← Back to context

Comment by throwawaylinux

4 years ago

> No, not without that. Even with that, you can't have durable writes; Not on a mac, or linux or anywhere else, if you are worried about fsync()/fcntl+F_FULLSYNC because they do nothing to protect against hardware failure: The only thing that does is shipping the data someplace else (and depending on the criticality of the data, possibly quite far).

"The sun might explode so nothing guarantees integrity", come on, get real. This is pointless nitpicking.

Of course fsync ensures durable writes on systems like Linux with drives that honor FUA. The reliability of the device and stack in question is implied in this and anybody who talks about data integrity understands that. This is how you can calculate and manage error rates of your system.

> "The sun might explode so nothing guarantees integrity", come on, get real. This is pointless nitpicking.

I think most people understand that there is a huge difference between the sun exploding and a single hardware failure.

If you really don't understand that, I have no idea what to say.

> Of course fsync ensures durable writes on systems like Linux with drives that honor FUA

No it does not. The drive can still fail after you write() and nobody will care how often you called fsync(). The only thing that can help is writing it more than once.

  • What is the difference in the context of your comment? The likelihood of the risk, and nothing else. So what is the exact magic amount of risk that makes one thing durable and another not, and who made you the arbiter of this?

    > No it does not. The drive can still fail after you write() and nobody will care how often you called fsync(). The only thing that can help is writing it more than once.

    It does to anybody who actually understands these definitions. It is durable according to the design (i.e., UBER rates) of your system. That's what it means, that's always what it meant. If you really don't understand that, I have no idea what to say.

    > The only thing that can help is writing it more than once.

    This just shows a fundamental misunderstanding. You achieve a desired uncorrected error rate by looking at the risks and designing parts and redundancy and error correction appropriately. The reliability of one drive/system might be greater than two less reliable ones, so "writing it more than once" is not only not the only thing that can help, it doesn't necessarily achieve the required durability.

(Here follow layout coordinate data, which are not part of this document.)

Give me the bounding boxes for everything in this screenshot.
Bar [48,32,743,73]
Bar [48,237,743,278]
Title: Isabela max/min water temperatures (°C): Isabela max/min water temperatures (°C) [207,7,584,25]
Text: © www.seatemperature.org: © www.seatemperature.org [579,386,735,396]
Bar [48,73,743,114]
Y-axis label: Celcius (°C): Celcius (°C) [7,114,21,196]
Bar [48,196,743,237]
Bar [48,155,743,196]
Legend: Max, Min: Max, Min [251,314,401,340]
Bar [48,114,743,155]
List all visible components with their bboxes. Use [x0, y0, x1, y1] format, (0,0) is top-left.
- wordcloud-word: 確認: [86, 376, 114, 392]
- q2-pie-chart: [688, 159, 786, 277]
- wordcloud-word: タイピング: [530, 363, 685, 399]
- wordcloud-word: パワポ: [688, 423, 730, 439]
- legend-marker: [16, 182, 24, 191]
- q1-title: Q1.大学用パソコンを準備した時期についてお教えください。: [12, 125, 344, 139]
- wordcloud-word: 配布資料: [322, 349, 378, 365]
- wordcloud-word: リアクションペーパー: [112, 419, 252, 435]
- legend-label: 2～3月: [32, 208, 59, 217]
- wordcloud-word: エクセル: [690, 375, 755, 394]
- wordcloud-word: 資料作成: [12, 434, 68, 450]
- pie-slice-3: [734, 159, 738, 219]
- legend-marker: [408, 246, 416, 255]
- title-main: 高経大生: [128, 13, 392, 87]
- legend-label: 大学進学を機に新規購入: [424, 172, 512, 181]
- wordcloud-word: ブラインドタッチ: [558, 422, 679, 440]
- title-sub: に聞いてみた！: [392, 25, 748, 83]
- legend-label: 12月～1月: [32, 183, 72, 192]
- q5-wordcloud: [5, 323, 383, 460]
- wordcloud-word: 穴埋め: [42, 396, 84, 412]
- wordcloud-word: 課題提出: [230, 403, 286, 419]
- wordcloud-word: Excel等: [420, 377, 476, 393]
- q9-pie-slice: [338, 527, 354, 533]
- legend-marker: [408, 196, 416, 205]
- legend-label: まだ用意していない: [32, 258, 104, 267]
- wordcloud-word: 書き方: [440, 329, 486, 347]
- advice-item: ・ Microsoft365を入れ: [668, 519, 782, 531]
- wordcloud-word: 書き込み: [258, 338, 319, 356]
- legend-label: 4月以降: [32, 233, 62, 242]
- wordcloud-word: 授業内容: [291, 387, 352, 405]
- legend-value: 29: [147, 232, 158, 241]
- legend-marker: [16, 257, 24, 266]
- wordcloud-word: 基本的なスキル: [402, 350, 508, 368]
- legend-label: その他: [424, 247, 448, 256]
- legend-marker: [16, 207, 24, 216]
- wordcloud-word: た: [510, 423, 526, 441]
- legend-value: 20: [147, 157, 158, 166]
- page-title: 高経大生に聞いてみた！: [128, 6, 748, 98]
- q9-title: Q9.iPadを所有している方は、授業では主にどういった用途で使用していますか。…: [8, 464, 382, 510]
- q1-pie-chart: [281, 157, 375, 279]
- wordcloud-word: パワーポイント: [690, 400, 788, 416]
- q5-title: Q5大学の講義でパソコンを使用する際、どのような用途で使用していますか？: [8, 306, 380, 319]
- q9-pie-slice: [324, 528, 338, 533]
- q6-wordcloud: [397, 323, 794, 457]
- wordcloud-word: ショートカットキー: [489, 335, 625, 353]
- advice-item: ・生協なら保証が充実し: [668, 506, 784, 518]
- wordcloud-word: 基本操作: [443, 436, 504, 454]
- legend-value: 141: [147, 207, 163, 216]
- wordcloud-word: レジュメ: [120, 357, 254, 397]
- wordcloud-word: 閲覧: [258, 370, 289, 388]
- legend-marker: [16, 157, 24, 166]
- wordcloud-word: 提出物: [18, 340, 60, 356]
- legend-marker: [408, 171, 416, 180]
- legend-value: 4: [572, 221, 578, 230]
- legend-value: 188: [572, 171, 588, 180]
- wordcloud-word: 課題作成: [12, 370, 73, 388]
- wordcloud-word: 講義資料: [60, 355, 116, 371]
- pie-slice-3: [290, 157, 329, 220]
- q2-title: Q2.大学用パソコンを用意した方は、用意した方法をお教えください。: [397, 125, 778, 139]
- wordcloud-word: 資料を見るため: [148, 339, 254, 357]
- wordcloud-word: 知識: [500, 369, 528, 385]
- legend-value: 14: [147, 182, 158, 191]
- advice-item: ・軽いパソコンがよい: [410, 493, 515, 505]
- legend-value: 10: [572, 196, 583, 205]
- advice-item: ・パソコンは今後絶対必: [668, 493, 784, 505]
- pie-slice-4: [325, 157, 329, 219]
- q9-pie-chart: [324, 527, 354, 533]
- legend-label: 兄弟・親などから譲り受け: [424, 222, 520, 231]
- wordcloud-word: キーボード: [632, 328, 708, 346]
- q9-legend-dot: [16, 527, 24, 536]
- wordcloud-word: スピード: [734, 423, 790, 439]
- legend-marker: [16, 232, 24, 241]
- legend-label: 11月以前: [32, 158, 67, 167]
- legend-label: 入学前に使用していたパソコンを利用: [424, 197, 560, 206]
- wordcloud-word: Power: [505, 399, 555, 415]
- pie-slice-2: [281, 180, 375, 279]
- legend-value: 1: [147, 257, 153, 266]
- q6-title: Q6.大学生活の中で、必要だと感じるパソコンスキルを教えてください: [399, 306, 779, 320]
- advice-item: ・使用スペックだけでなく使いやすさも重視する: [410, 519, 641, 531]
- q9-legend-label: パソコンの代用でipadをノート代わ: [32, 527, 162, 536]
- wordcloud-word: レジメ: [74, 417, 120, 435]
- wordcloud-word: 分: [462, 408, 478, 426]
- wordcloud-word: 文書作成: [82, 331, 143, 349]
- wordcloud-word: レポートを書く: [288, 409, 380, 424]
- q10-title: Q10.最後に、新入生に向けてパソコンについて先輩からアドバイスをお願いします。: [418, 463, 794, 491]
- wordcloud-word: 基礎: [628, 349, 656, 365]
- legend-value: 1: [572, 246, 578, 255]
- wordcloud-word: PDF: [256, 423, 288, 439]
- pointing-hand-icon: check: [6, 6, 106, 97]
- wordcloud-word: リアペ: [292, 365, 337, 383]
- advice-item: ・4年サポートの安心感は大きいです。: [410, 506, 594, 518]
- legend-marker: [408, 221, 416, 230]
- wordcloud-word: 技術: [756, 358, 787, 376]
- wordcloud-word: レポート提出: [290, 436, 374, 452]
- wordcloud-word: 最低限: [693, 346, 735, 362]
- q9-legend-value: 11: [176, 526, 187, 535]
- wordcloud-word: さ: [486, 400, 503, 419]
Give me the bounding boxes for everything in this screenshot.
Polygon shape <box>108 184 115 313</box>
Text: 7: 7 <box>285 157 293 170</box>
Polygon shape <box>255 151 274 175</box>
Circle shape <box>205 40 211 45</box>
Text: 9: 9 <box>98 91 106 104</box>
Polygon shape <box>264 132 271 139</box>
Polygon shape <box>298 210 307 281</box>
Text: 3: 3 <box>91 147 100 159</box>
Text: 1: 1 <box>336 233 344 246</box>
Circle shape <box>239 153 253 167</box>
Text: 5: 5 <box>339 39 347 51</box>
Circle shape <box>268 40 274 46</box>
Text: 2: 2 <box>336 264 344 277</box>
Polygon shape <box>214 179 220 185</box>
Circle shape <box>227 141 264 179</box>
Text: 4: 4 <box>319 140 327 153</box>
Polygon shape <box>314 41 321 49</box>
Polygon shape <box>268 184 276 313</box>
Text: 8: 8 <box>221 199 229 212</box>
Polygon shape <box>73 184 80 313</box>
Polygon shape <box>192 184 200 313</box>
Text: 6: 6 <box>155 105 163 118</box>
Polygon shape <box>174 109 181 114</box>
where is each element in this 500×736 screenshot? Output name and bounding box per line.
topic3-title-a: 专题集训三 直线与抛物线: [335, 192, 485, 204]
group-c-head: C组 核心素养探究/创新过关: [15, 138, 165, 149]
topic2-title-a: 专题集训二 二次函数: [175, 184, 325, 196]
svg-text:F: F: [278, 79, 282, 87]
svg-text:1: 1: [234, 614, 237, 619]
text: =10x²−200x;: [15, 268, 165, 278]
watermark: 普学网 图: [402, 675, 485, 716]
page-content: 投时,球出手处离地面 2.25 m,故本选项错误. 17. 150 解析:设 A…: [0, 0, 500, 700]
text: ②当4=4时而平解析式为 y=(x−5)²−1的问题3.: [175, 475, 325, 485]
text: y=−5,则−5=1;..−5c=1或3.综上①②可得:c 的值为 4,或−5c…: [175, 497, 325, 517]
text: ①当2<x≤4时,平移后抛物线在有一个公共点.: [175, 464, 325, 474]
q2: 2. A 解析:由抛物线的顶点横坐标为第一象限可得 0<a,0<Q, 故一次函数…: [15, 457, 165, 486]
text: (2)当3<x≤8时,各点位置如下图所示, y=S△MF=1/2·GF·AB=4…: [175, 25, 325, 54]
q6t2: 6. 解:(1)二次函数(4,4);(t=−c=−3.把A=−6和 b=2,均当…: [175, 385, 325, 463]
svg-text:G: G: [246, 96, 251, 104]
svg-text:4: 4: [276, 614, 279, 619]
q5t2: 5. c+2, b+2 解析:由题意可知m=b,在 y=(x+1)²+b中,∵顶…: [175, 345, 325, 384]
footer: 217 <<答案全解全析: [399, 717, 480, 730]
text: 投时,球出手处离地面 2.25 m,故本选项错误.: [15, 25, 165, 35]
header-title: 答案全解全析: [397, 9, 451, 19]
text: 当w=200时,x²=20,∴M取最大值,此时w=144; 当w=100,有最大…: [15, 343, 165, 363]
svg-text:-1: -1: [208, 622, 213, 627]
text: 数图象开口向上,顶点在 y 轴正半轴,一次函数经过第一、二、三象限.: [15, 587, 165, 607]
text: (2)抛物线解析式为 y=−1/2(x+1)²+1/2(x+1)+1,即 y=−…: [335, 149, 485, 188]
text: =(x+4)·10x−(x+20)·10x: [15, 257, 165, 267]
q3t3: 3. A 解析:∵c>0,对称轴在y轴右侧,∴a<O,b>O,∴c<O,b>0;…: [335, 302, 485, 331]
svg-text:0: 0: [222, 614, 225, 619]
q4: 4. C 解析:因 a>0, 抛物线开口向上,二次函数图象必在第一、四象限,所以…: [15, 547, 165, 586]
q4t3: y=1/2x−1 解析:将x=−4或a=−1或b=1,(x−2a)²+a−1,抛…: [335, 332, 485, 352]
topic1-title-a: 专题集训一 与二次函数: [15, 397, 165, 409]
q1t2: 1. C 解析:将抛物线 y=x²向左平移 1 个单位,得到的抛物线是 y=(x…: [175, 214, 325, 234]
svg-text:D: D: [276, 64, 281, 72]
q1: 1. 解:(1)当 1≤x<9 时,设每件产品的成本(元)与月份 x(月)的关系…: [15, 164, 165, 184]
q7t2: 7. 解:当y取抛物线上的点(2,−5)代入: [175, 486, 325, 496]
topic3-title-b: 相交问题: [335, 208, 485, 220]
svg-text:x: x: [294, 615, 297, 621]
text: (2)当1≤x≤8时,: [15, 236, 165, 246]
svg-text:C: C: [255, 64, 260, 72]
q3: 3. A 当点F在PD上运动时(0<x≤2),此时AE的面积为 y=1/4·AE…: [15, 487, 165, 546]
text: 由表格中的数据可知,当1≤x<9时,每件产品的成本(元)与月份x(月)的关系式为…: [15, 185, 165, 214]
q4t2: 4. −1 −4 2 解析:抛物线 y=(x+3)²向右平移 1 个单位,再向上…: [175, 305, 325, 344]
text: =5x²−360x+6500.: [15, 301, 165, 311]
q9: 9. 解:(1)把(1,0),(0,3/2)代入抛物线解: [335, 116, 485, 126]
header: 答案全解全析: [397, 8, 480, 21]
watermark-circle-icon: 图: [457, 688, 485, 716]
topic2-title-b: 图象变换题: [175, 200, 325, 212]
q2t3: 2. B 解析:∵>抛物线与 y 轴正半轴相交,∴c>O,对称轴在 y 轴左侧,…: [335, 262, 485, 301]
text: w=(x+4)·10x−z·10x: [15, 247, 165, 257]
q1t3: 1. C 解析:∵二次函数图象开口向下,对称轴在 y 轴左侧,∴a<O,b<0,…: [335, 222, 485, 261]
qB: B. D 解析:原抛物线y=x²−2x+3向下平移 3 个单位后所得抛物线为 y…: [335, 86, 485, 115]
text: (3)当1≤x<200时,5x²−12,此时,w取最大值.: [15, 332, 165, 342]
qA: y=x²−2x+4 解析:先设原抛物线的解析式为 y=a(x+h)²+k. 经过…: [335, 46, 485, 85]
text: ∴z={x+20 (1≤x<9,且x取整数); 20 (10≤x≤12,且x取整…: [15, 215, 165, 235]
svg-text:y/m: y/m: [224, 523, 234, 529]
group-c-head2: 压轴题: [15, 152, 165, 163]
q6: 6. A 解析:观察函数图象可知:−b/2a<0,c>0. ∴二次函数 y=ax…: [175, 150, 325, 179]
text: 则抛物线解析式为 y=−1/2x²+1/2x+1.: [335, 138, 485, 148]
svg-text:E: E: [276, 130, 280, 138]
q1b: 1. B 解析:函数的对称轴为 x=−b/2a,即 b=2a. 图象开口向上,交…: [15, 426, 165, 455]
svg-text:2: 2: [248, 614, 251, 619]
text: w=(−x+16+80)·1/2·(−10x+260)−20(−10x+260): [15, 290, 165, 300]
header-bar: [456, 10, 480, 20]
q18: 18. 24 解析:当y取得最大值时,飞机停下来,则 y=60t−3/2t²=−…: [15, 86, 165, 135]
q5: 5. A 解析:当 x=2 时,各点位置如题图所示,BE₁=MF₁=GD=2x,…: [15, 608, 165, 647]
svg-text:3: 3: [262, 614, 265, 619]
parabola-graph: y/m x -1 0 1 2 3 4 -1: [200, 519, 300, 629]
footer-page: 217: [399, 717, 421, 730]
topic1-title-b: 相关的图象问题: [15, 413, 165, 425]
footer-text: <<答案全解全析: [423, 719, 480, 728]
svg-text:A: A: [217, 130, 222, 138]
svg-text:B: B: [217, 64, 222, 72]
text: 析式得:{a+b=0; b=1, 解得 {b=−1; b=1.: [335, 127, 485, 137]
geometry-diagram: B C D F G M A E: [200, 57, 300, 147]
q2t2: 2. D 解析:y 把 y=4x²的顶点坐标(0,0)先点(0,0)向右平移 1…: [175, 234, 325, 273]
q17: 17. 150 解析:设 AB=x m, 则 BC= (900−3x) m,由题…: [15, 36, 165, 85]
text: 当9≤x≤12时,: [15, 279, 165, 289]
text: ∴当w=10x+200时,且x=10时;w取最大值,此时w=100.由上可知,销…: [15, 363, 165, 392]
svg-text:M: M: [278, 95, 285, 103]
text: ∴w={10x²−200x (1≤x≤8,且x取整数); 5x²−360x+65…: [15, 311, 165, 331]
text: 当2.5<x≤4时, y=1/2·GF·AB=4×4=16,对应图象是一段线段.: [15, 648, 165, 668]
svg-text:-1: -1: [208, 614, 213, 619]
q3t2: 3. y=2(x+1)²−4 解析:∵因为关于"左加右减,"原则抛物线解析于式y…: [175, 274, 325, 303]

    • > What is the difference in the context of your comment? The likelihood of the risk, and nothing else. So what is the exact magic amount of risk that makes one thing durable and another not, and who made you the arbiter of this?

      What's the difference between the sun exploding and a single machine failing?

      I have no idea how to answer that. Maybe it's because many people have seen a single machine fail, but nobody has seen the sun explode? I guess I've never had a need to give it more thought than that.

      > It does to anybody who actually understands these definitions. It is durable according to the design (i.e., UBER rates) of your system.

      You are wrong about that: Nobody cares if something is "designed to be durable according to the definition in the design". That's just more weasel words. They care what are the risks, how you actually protect against them, and what it costs to do. That's it.

      1 reply →

    • There is a point at which a redundant array of inexpensive and unreliable replicas is more durable than a single drive. Even N in-memory databases spread across the world is more durable than a single one with fsync.

      Unfortunately few databases besides maybe blockchains have been engineered with that in mind.

      1 reply →

  • Say you have mirrored devices. Or RAID-5, whatever. Say the devices don't lie about flushing caches. And you fsync(), and then power fails, and on the way back up you find data loss or worse, data corruption. The devices didn't fail. The OS did.

    One need not even assume no device failure, since that's the point of RAID: to make up for some not-insignificant device failure rate. We need only assume that not too many devices fail at the same time. A pretty reasonable assumption. One relied upon all over the world, across many data centers.

  • This is not about hardware failure but OS crashes and bugs that much more frequent.

    • If the OS has bugs that will make it crash, what makes you think those bugs aren’t going to affect fsync()?